Smorgasbord Night

Let’s take a walk through my family’s normal meal routine.

For three days in a row, we’ll make some sort of meal at home. We’ll have spaghetti or a stir fry or some grilled fish or something else. As I’ve mentioned many times, the actual meals we have tend to depend a lot on what’s in season, what’s coming out of our garden, and what’s on sale this week at the grocery store.

Almost every time, we have somewhere between a half and a third of the food we prepared for the meal left over at the end of the meal. This goes into the refrigerator.

The next day, for lunch, anyone who happens to be around eats some of the leftovers for lunch. Most days, that means me. Many days, Sarah takes some leftovers to lunch with her.

Those leftovers aren’t necessarily what we had the night before. It might be what we had two nights ago, for example, or even three nights ago (as that’s our cutoff for when leftovers have to go).

Every fourth night (roughly), we’re facing three days worth of leftovers in the refrigerator. The oldest of those meals is about to get tossed out for being too old, so we need to do something with it.

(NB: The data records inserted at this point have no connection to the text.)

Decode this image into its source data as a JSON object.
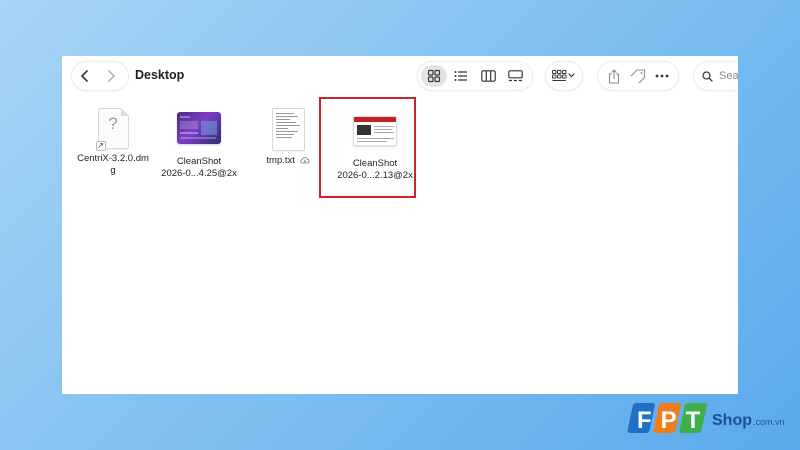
{
  "window": {
    "title": "Desktop"
  },
  "search": {
    "placeholder": "Sear"
  },
  "files": [
    {
      "line1": "CentriX-3.2.0.dm",
      "line2": "g"
    },
    {
      "line1": "CleanShot",
      "line2": "2026-0...4.25@2x"
    },
    {
      "line1": "tmp.txt",
      "line2": ""
    },
    {
      "line1": "CleanShot",
      "line2": "2026-0...2.13@2x"
    }
  ],
  "selected_file_index": 3,
  "brand": {
    "fpt": "FPT",
    "shop": "Shop",
    "domain": ".com.vn"
  },
  "colors": {
    "highlight": "#c8242b",
    "fpt_blue": "#1f6fc5",
    "fpt_orange": "#f07c1c",
    "fpt_green": "#3eae49"
  }
}
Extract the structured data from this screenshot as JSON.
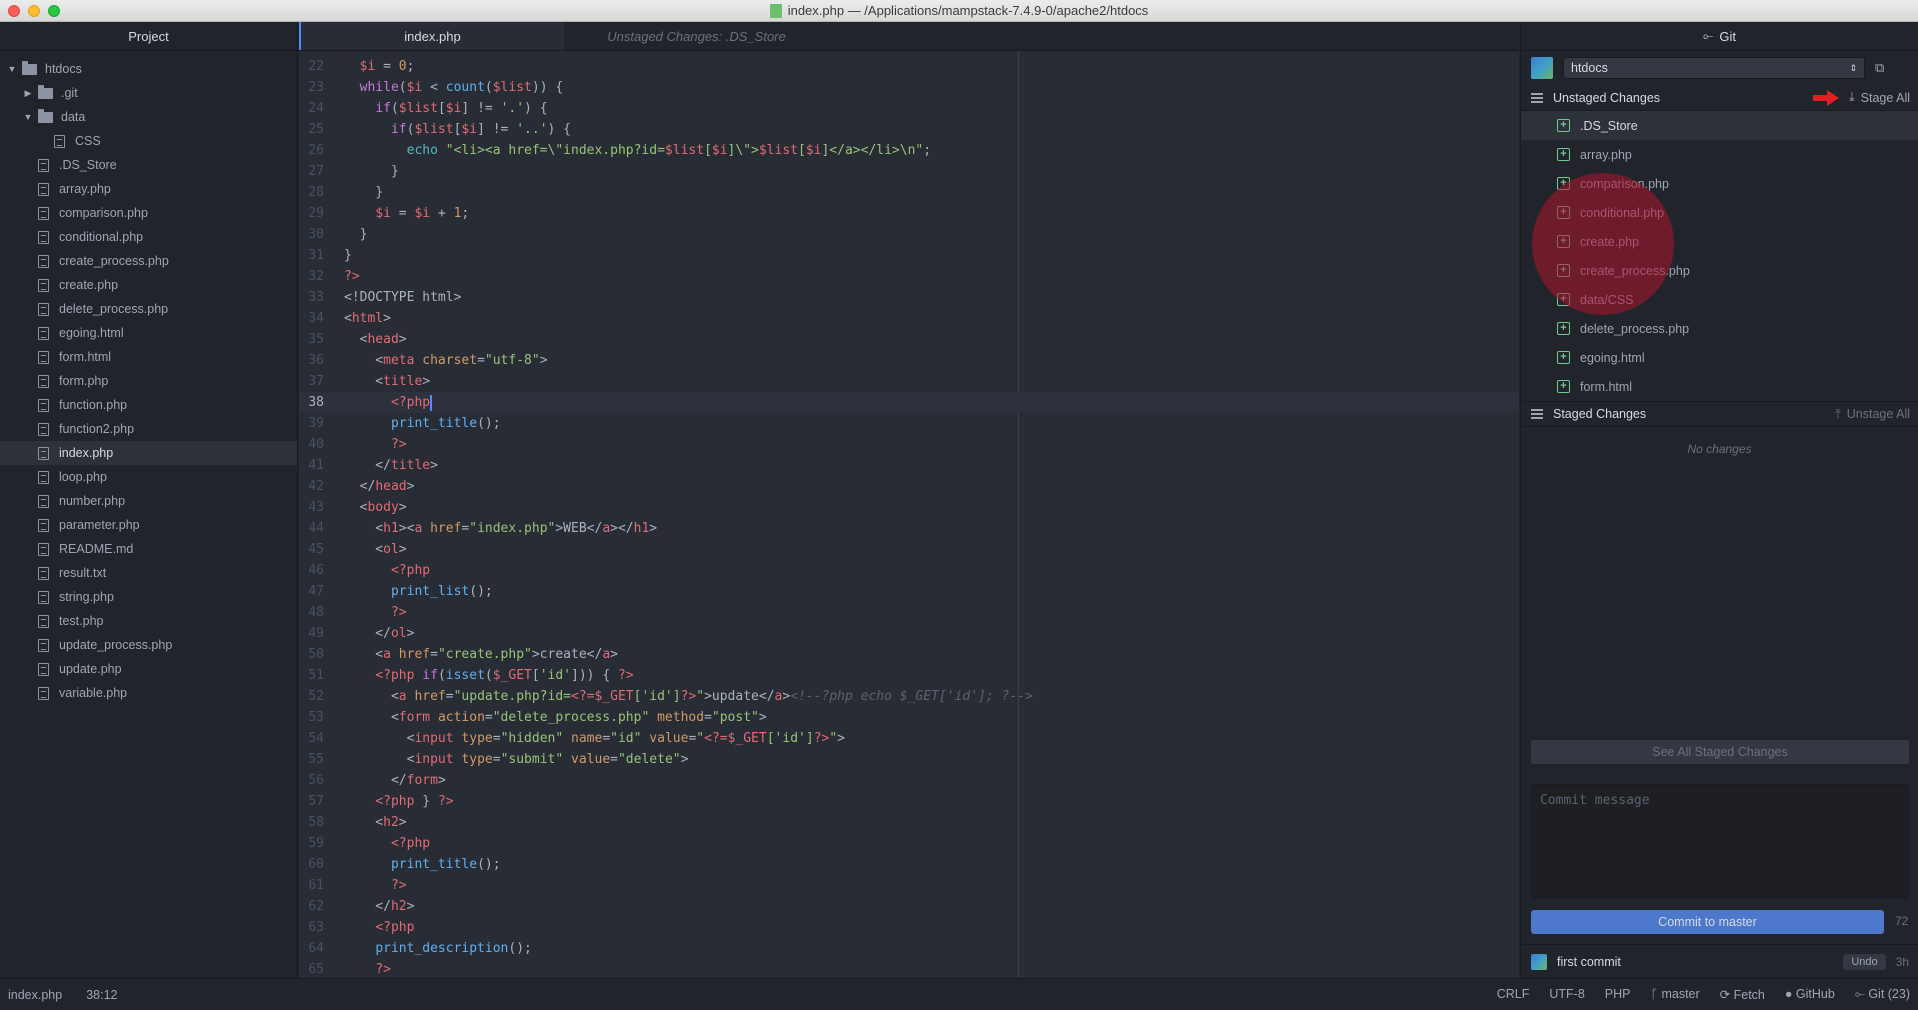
{
  "window": {
    "title": "index.php — /Applications/mampstack-7.4.9-0/apache2/htdocs"
  },
  "tree": {
    "header": "Project",
    "root": "htdocs",
    "folders": [
      ".git",
      "data",
      "CSS"
    ],
    "files": [
      ".DS_Store",
      "array.php",
      "comparison.php",
      "conditional.php",
      "create_process.php",
      "create.php",
      "delete_process.php",
      "egoing.html",
      "form.html",
      "form.php",
      "function.php",
      "function2.php",
      "index.php",
      "loop.php",
      "number.php",
      "parameter.php",
      "README.md",
      "result.txt",
      "string.php",
      "test.php",
      "update_process.php",
      "update.php",
      "variable.php"
    ]
  },
  "editor": {
    "tabs": [
      "index.php",
      "Unstaged Changes: .DS_Store"
    ],
    "line_numbers": [
      "22",
      "23",
      "24",
      "25",
      "26",
      "27",
      "28",
      "29",
      "30",
      "31",
      "32",
      "33",
      "34",
      "35",
      "36",
      "37",
      "38",
      "39",
      "40",
      "41",
      "42",
      "43",
      "44",
      "45",
      "46",
      "47",
      "48",
      "49",
      "50",
      "51",
      "52",
      "53",
      "54",
      "55",
      "56",
      "57",
      "58",
      "59",
      "60",
      "61",
      "62",
      "63",
      "64",
      "65"
    ],
    "cursor_line": "38"
  },
  "git": {
    "header": "Git",
    "repo": "htdocs",
    "unstaged_title": "Unstaged Changes",
    "stage_all": "Stage All",
    "unstaged": [
      ".DS_Store",
      "array.php",
      "comparison.php",
      "conditional.php",
      "create.php",
      "create_process.php",
      "data/CSS",
      "delete_process.php",
      "egoing.html",
      "form.html"
    ],
    "staged_title": "Staged Changes",
    "unstage_all": "Unstage All",
    "no_changes": "No changes",
    "see_all": "See All Staged Changes",
    "commit_placeholder": "Commit message",
    "commit_button": "Commit to master",
    "char_count": "72",
    "last_commit": "first commit",
    "undo": "Undo",
    "ago": "3h"
  },
  "status": {
    "file": "index.php",
    "position": "38:12",
    "line_ending": "CRLF",
    "encoding": "UTF-8",
    "grammar": "PHP",
    "branch": "master",
    "fetch": "Fetch",
    "github": "GitHub",
    "git": "Git (23)"
  },
  "colors": {
    "accent": "#4d78cc",
    "highlight": "#af142d",
    "added": "#73c990"
  }
}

So we have smorgasbord night.

It’s pretty simple. We pull all of the leftovers out of the fridge and put them out on the table. Everyone takes what they want and fills their plate, then we microwave that plate.

We usually let the children go first and let them pick whatever they want, then Sarah and I usually eat whatever is the oldest that’s left over.

This works really well. Everyone in our family is happy with smorgasbord night.

Why is everyone happy with leftovers? There are three reasons, really.

First, there’s almost always something that everyone really likes among what’s available. Our children have different food tastes. For the most part, they don’t all like the same things. Smorgasbord night means that they’re able to choose something that they like. As for me, I’m not very picky as long as it doesn’t involve the dreaded sweet potato, so I don’t mind going last when choosing what to eat.

Second, it’s about as cheap as a meal can get. This is excess food that would otherwise go to waste. If we can consume most of it on smorgasbord night, then it’s essentially a free meal for our family.

Third, it requires very little time. It takes about a minute to pull the leftovers out of the fridge. After that, it’s literally a matter of just serving it. There’s virtually no prep time, meaning we can spend the extra time that evening doing other things. Smorgasbord night often seems to line up very well with board game night or other such family activities.

If smorgasbord night makes our family’s evening meal practically free and everyone’s happy with it, it seems like a no-brainer to me.